Мне показалось, что людей либерального толка не так удивили сами слова отца о тоненьком слое, именующемся интеллигенцией, и не только его обращение к покойному, словно остались они наедине, а то, что он вышел выступать вопреки желанию руководителей похорон.
Заканчивался шестьдесят девятый год — очередной позыв начальства к строгости спроецировался вдруг на похороны старика Чуковского.
И выразить персонально эту строгость выпало Сергею Михалкову. Держаться строгим на разных представительных писательских собраниях было не привыкать — и он эту строгость осуществлял с видимым удовольствием, не отказывая себе и в юмористических выпадах, что иногда получалось у баснописца и непроизвольно.
В середине шестидесятых годов на собрании московских писателей выбирали руководящие писателями органы — правление, кажется, или президиум. И Евгений Евтушенко в знак протеста, что не включили в список избираемых кого-то из молодых, давно получивших читательское призвание (кажется, Василия Аксенова), предложил тогда и Шолохова из этого списка вывести — он же не москвич, зачем его выбирать в московское правление.
Сергей Владимирович заволновался — и заикание от волнения усилилось; “Пи-пи-пи-пи”, — долго кричал он, обращаясь к нарушителю спокойствия Евтушенко. Наконец фраза у Михалкова сложилась: “Пи-пи-пирестаньте корчить из себя политического клоуна”.
Шестьдесят девятый год был вам не шестьдесят пятый. И государственный человек Михалков понимал, что и у гроба Чуковского какие-нибудь бессовестные вольнодумцы могут позволить себе протестные или по крайней мере несанкционированные телодвижения.
И все же на похоронах Чуковского привычной уверенности в себе у Михалкова слегка поубавилось. Чуковский для него не мог до конца перестать быть Чуковским — и было Сергею Владимировичу не по себе.
Когда-то Женя Чуковский читал мне его талантливые стихи, где Михалков хотел представить собственные похороны: “Понесут по улицам длинный-длинный гроб. Люди роста среднего скажут: он усоп…” И были там слова: “Не ходить к Чуковскому, автору поэм, с дочкой Кончаловского, нравящейся всем…”
Желание отца сказать какие-то слова на кладбищенском холме застали его врасплох. Никто никому не собирался грубить. Отец сказал: “Отойди, Сережа” — и взобрался со своей хромой ногой поближе к гробу.
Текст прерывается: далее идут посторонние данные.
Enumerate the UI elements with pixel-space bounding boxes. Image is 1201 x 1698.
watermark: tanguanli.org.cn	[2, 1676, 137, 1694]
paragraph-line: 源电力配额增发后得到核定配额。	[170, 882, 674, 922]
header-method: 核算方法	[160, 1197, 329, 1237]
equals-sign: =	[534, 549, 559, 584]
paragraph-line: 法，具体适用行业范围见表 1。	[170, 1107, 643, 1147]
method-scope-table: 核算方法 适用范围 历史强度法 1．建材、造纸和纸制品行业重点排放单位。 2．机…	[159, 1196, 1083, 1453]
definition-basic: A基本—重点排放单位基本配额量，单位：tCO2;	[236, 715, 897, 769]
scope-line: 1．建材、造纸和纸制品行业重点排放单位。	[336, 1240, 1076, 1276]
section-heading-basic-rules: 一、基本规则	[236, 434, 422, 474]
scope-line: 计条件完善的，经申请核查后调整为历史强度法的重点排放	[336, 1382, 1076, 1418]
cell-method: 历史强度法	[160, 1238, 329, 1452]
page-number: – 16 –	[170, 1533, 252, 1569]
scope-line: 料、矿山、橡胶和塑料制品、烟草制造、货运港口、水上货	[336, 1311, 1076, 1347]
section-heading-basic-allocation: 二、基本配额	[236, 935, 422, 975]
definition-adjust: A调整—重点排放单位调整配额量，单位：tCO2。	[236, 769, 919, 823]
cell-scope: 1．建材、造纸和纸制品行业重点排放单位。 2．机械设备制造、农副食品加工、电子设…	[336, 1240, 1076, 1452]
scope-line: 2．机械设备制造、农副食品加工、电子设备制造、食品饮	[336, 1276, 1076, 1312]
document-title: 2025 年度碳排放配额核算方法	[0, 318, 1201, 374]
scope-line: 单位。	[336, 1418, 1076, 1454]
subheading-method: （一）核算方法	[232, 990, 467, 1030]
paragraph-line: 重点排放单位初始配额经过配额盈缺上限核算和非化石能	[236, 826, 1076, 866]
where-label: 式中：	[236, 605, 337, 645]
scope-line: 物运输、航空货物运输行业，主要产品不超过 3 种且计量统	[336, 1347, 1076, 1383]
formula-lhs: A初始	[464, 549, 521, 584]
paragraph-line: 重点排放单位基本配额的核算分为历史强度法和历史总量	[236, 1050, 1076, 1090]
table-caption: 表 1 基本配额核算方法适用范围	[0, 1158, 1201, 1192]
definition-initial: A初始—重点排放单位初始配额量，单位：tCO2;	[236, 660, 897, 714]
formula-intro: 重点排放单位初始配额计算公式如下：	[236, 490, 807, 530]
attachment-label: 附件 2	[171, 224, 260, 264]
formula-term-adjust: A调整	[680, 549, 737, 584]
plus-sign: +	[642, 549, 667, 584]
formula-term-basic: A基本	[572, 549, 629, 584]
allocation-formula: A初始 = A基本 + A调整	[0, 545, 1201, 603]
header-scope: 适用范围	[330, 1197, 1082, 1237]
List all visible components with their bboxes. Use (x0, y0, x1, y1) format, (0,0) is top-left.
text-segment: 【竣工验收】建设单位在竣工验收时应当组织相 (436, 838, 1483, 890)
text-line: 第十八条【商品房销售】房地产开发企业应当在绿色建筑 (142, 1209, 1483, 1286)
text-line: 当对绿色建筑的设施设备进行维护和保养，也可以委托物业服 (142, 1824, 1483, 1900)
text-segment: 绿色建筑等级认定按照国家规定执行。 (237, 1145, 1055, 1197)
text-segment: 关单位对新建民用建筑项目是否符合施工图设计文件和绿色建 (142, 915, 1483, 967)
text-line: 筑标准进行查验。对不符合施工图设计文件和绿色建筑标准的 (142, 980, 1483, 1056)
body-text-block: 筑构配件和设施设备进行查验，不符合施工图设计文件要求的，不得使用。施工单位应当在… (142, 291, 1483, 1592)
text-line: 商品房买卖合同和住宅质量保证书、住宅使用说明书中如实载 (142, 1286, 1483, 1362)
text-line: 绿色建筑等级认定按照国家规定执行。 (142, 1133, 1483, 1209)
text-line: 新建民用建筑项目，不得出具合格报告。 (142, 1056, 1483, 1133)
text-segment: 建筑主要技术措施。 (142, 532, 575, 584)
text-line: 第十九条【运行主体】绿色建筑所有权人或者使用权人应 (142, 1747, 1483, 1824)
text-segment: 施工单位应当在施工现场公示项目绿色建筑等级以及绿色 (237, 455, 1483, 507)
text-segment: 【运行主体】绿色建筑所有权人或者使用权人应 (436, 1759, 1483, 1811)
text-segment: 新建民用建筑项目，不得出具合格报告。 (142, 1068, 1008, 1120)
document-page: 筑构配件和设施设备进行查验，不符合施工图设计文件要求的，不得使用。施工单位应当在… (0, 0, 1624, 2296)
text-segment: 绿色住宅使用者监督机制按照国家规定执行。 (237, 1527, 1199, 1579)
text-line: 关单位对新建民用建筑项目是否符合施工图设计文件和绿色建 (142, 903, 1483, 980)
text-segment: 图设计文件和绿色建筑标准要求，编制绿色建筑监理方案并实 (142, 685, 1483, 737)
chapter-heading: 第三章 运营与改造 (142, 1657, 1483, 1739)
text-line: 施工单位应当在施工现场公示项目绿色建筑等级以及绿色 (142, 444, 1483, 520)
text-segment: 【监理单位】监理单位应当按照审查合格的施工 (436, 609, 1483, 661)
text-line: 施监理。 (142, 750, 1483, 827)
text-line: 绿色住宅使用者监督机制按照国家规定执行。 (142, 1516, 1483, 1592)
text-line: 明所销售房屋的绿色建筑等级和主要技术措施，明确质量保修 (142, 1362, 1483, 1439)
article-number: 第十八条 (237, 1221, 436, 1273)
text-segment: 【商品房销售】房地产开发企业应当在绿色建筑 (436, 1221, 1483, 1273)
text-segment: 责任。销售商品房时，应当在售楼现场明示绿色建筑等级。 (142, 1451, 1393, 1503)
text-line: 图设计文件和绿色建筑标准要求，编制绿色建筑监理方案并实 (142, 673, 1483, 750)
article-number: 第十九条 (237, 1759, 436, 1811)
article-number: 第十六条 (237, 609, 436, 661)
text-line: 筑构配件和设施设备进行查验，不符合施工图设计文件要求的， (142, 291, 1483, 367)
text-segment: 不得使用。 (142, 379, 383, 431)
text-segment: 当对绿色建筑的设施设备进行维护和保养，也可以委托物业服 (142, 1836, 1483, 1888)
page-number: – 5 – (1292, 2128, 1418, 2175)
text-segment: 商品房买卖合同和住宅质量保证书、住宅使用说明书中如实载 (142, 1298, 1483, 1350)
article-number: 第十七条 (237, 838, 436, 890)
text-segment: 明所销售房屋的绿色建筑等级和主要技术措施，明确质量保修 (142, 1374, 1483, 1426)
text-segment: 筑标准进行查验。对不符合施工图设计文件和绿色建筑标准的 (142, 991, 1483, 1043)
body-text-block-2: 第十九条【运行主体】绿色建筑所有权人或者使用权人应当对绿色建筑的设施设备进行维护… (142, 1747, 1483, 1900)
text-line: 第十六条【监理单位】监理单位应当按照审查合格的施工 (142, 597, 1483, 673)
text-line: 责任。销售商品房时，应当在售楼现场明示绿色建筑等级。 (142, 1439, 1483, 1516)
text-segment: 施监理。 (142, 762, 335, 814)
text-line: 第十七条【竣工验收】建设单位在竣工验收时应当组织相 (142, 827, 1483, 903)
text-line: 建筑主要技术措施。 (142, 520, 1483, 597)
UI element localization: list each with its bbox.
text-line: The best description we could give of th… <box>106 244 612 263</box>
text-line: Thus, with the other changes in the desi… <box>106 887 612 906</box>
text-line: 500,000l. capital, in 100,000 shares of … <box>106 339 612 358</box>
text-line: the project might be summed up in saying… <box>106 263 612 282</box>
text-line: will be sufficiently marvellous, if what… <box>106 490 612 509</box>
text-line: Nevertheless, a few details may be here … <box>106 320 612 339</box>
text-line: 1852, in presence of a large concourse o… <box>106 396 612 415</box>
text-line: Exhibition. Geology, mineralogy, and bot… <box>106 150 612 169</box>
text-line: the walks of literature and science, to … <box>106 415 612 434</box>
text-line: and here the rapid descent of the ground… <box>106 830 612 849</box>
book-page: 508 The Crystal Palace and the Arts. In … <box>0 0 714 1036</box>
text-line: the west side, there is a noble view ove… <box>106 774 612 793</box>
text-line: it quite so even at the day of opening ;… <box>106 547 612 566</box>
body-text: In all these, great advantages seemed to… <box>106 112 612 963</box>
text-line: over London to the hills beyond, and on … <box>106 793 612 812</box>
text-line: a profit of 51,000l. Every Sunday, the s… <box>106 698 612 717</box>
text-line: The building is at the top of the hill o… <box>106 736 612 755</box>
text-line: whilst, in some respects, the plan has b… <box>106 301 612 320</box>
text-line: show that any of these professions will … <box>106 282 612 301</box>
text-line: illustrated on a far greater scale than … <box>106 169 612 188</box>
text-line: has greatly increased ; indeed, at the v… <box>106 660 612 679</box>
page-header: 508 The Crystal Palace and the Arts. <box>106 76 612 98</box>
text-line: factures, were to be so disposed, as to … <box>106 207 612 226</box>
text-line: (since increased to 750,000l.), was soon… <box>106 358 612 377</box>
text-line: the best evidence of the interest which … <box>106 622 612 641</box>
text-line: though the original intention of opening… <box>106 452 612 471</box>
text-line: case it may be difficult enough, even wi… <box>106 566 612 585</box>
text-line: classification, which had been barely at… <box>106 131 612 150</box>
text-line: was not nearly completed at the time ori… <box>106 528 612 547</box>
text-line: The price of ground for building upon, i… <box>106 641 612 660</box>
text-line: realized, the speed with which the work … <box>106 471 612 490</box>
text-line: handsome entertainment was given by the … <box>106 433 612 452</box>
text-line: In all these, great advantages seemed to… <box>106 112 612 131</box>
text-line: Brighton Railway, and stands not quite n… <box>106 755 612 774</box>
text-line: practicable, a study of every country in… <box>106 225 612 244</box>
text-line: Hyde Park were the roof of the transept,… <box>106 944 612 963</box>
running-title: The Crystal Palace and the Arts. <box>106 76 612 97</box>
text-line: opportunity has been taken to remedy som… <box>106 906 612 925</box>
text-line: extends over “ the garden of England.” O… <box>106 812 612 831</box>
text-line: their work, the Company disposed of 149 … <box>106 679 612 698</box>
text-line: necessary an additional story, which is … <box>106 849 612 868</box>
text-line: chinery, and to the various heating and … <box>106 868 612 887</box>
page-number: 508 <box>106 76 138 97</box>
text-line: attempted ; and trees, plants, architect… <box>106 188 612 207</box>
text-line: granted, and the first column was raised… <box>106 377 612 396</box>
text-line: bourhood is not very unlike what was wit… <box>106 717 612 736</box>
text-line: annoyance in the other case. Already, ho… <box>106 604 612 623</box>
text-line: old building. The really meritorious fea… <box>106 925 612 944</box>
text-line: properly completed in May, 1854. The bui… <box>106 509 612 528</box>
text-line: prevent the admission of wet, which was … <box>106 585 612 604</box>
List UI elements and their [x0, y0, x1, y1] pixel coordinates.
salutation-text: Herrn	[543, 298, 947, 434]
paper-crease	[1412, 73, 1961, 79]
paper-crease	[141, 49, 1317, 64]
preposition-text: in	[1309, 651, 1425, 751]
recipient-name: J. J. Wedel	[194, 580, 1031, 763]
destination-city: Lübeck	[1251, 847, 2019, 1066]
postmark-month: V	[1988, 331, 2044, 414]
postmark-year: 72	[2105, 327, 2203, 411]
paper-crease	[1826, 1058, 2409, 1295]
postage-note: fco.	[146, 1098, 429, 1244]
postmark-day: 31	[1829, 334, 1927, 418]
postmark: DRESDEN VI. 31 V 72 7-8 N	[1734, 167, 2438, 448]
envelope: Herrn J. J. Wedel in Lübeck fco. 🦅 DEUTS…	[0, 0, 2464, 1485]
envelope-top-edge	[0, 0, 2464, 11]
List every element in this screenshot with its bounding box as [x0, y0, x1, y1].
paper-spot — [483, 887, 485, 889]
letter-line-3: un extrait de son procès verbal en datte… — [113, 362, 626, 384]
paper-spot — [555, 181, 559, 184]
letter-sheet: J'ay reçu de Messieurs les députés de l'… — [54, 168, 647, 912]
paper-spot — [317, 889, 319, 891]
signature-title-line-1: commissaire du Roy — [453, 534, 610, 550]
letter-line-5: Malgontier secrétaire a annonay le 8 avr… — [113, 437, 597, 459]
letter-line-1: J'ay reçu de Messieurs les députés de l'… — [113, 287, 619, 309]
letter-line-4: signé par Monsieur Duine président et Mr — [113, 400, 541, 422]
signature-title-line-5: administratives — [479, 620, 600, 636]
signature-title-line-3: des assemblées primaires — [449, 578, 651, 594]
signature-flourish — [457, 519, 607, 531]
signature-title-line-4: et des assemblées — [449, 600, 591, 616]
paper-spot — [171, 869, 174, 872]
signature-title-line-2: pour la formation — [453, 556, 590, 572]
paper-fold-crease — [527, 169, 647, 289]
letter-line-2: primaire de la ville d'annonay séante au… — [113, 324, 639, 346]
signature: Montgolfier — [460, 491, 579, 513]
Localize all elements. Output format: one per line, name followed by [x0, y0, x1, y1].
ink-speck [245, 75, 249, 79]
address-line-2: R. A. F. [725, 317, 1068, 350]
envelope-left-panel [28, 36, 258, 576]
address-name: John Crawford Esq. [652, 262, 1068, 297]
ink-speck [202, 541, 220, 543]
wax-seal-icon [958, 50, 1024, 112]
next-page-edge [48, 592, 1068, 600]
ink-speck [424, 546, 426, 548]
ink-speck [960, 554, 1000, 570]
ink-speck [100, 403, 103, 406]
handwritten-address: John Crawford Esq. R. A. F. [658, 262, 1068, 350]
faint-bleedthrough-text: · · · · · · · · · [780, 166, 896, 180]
По словам Мити Чуковского, растерянный Сергей Владимирович только твердил: “П-паша, П-паша…” Но не отталкивать же?
После речи на похоронах сдалась и Лидия Корнеевна.
Теперь на годовщины отец приглашался с той же регулярностью, как было при жизни Корнея Ивановича. И у той публики, что собирала Лида, он проходил неплохо. Толя Найман, во всяком случае, пересказывал мне потом реплики, бросаемые отцом за столом, оценивая их как остроумные.
Но в какой-то из разов, когда приглашенный Лидией Корнеевной отец подходил уже к воротам дачи Чуковских, он обратил внимание на большее, чем обычно, количество машин с дипломатическими номерами — и всегдашняя его осторожность взяла верх: на приемы к Лидии Корнеевне он ходить перестал, вскоре вновь утратив к себе интерес либеральной общественности.
Чукер учился в киноинституте, виделись мы теперь редко — и я к нему на дачу не заглядывал в то лето: сам готовился в институт и никому об этом не трезвонил.
О том, что я поступил-таки в Школу-студию МХАТ, Чукер откуда-то узнал — и тут же появился у нас с незнакомым мне Максимом Шостаковичем, о котором я кое-что, правда, слышал.
Где и когда они — Женя с Максимом — познакомились, я так и не собрался спросить. Но думаю, что сблизились они на почве машин, техники.
С техникой в ладах было несколько моих друзей и приятелей.
Но Максим, по-моему, превосходил всех еще и легкостью отношения к чему бы то ни было, включая автомобиль.
Летом шестьдесят третьего года мы с Мишей Ардовым и Максимом на иностранной машине Максима “пежо” поехали в Коктебель.